Weltpremiere eines vergessenen Arrangements

Diese Musik wurde über Jahrzehnte nicht aufgeführt und noch nie in aktueller Soundqualität aufgenommen. Im aktuellen Soundgewand klingt sie wie frisch arrangiert. Und es gelingt den jungen Jazzern aus Rheinland-Pfalz wieder einmal, mit ihrer musikalischen Präsenz und ihrem lebendigen Zusammenspiel zu begeistern. 

Und das, obwohl sie als Bigband nach wie vor nicht in Wirklichkeit und Echtzeit zusammenkommen dürfen. Allein auf sich gestellt übte jeder für sich seine Stimme – im kritischen Abgleich mit der Originalaufnahme und den eigenen in früheren Arbeitsphasen gelernten stilistischen Ansprüchen. Das Online-Jazzen erfordert neben musikalischem Können vor allem Mut und Disziplin. Mut, sich selbst aufzunehmen, Feedback anzunehmen und sich auch der gegenseitigen Qualitätskontrolle zu stellen. Und die Disziplin, die bei begleitenden Videokonferenzen eingebrachten Ideen und Korrekturvorschläge umzusetzen und aus den Einzelstimmen einen exakt aufeinander abgestimmten Big Band-Sound zu formen.

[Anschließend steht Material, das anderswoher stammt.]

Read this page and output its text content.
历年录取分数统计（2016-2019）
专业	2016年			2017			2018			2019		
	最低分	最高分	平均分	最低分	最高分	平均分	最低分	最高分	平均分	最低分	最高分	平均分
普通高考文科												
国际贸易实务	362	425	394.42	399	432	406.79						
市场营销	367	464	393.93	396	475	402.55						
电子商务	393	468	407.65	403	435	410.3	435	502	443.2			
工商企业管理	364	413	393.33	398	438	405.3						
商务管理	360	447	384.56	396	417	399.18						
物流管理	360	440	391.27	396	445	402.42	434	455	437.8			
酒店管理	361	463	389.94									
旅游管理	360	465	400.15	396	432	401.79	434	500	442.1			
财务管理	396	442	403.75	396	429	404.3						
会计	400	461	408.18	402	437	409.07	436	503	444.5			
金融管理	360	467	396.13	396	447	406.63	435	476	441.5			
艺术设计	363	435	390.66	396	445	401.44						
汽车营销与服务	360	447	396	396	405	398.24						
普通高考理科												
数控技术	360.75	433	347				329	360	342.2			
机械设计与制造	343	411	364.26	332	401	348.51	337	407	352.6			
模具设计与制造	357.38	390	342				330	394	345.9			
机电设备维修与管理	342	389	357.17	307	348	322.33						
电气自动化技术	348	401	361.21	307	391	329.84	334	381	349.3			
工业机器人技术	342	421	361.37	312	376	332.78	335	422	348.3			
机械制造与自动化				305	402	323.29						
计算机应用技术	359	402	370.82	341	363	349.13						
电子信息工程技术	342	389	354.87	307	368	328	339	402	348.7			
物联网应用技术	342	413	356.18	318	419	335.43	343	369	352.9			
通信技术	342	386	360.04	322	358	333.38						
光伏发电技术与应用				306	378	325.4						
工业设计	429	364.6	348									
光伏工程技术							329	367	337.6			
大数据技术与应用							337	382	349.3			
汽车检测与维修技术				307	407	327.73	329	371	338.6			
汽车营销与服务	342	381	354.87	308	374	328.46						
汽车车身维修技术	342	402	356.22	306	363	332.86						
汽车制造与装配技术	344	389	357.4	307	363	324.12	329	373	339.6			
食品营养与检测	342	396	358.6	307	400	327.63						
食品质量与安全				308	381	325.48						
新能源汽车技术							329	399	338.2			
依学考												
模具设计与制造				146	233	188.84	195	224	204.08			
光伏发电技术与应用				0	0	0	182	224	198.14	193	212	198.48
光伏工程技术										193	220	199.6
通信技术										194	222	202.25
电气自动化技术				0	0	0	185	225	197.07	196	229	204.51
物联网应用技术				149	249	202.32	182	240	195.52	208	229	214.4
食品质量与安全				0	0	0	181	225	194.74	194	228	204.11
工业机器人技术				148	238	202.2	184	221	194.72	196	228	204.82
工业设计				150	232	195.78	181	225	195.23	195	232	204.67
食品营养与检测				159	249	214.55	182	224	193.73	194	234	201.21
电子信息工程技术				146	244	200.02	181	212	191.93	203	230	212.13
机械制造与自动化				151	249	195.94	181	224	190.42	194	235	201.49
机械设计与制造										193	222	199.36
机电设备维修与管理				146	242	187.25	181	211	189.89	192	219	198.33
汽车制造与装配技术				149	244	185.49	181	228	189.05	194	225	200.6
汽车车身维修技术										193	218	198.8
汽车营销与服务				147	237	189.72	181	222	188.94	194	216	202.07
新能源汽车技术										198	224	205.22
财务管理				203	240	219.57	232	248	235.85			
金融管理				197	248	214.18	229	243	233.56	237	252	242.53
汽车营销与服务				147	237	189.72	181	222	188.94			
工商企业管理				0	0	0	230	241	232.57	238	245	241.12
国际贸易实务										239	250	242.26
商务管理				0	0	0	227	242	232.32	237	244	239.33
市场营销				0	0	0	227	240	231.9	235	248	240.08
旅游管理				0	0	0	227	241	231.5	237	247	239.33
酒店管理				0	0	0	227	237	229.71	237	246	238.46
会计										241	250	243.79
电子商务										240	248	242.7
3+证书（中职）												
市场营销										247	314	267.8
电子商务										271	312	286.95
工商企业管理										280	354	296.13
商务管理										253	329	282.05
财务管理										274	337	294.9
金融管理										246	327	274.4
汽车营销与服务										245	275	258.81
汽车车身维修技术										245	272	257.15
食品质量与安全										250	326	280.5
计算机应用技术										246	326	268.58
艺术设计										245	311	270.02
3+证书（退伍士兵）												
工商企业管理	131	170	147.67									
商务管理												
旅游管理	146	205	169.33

Wie erleben die jungen Leute diese neue und ungewohnte Art des Zusammenspiels, mit der sie jetzt ja bereits einige neuer Erfahrungen gewonnen haben. Jona Bröcker, der Schlagzeuger der Phoenix Foundation meint dazu:

Als Schlagzeuger habe ich die Verantwortung, für ein stabiles Tempo und Kontinuität zu sorgen. Dafür ist normalerweise die direkte Kommunikation mit der Band essentiell. Umso spannender war es für mich, diesmal Musik mit der Band zu machen, ohne im gleichen Raum zu sein, ohne den direkten Kontakt zu haben und ohne die anderen Stimmen zu hören.

Denn unsere Online-Session wurde Stück für Stück in fester Reihenfolge nacheinander aufgenommen. Zuerst Johannes Meyer am Bass, dann ich als Zweiter. Da durfte kein Fehler passieren, denn unsere Stimmen bilden sozusagen die Grundmauern. Dazu muss man das Stück komplett verinnerlicht haben, es im Kopf mitsingen. Am besten nicht mehr viel in die Noten schauen, um sich voll auf das Spielen zu konzentrieren.

Natürlich habe ich jedes Mal neugierig reingehört, wenn eine neue Stimme dazu kam. Es ist schon interessant, wie sich das Spielgefühl verändert. Jede*r interagiert ja mit den zuvor aufgenommenen Stimmen und fügt aktiv seine eigene Note hinzu. 

Die Musik passiert also nacheinander und nicht gleichzeitig, wie sonst. Das ist für mich der größte Unterschied zum live-Spiel.  

Es musste sich also jede*r auf die anderen verlassen können, und das war für alle eine individuelle Herausforderung. Aber es hat funktioniert, denn wir haben einen wirklich sehr guten Zusammenhalt in der Band und das kann man hoffentlich auch hören.



In normalen Zeiten treffen die jungen Musiker*innen des Landesjugendjazzorchesters Rheinland-Pfalz unter Leitung von Frank Reichert sich zweimal im zu intensiven Arbeitsphasen und präsentieren die Ergebnisse jeweils in öffentlichen Konzerten, die längst mehr als ein Geheimtipp sind. Doch in diesem Jahr ist alles anders. Sowohl die erste Arbeitsphase im Frühjahr, als auch die gemeinsame Deutschland-Tournee mit der berühmten Trommlerinnen-Formation Ingoma Nshya aus Ruanda wurden aufgrund der Corona-Pandemie abgesagt. 

Lichtblicke im November

Zum Jahresende gibt es jedoch den einen oder anderen Lichtblick: Die Arbeitsphase im November – der einzige dieses Jahr nicht abgesagte Termin – kann nach derzeitigem Stand mit „coronalen“ Einschränkungen stattfinden. Die pandemiebedingte Live-Zwangspause hat das Landesjugendjazzorchester effektiv genutzt. Unter den fünf Landesjugendensembles in Rheinland Pfalz ist die Phoenix Foundation eines der ersten, das den Schritt ins Professionell-Virtuelle wagte. Gemeinsam mit dem Toningenieur Philip Sudheimer, der bis vor kurzem selbst bei der Phoenix Foundation Posaune spielte, entstanden beide YouTube-Auftritte. Darüber hinaus wird die Phoenix Foundation  zur Arbeitsphase im November eine neue CD herauszubringen, deren Aufnahmen bei einer Konzertreise in die USA im Jahr 2019 entstanden sind.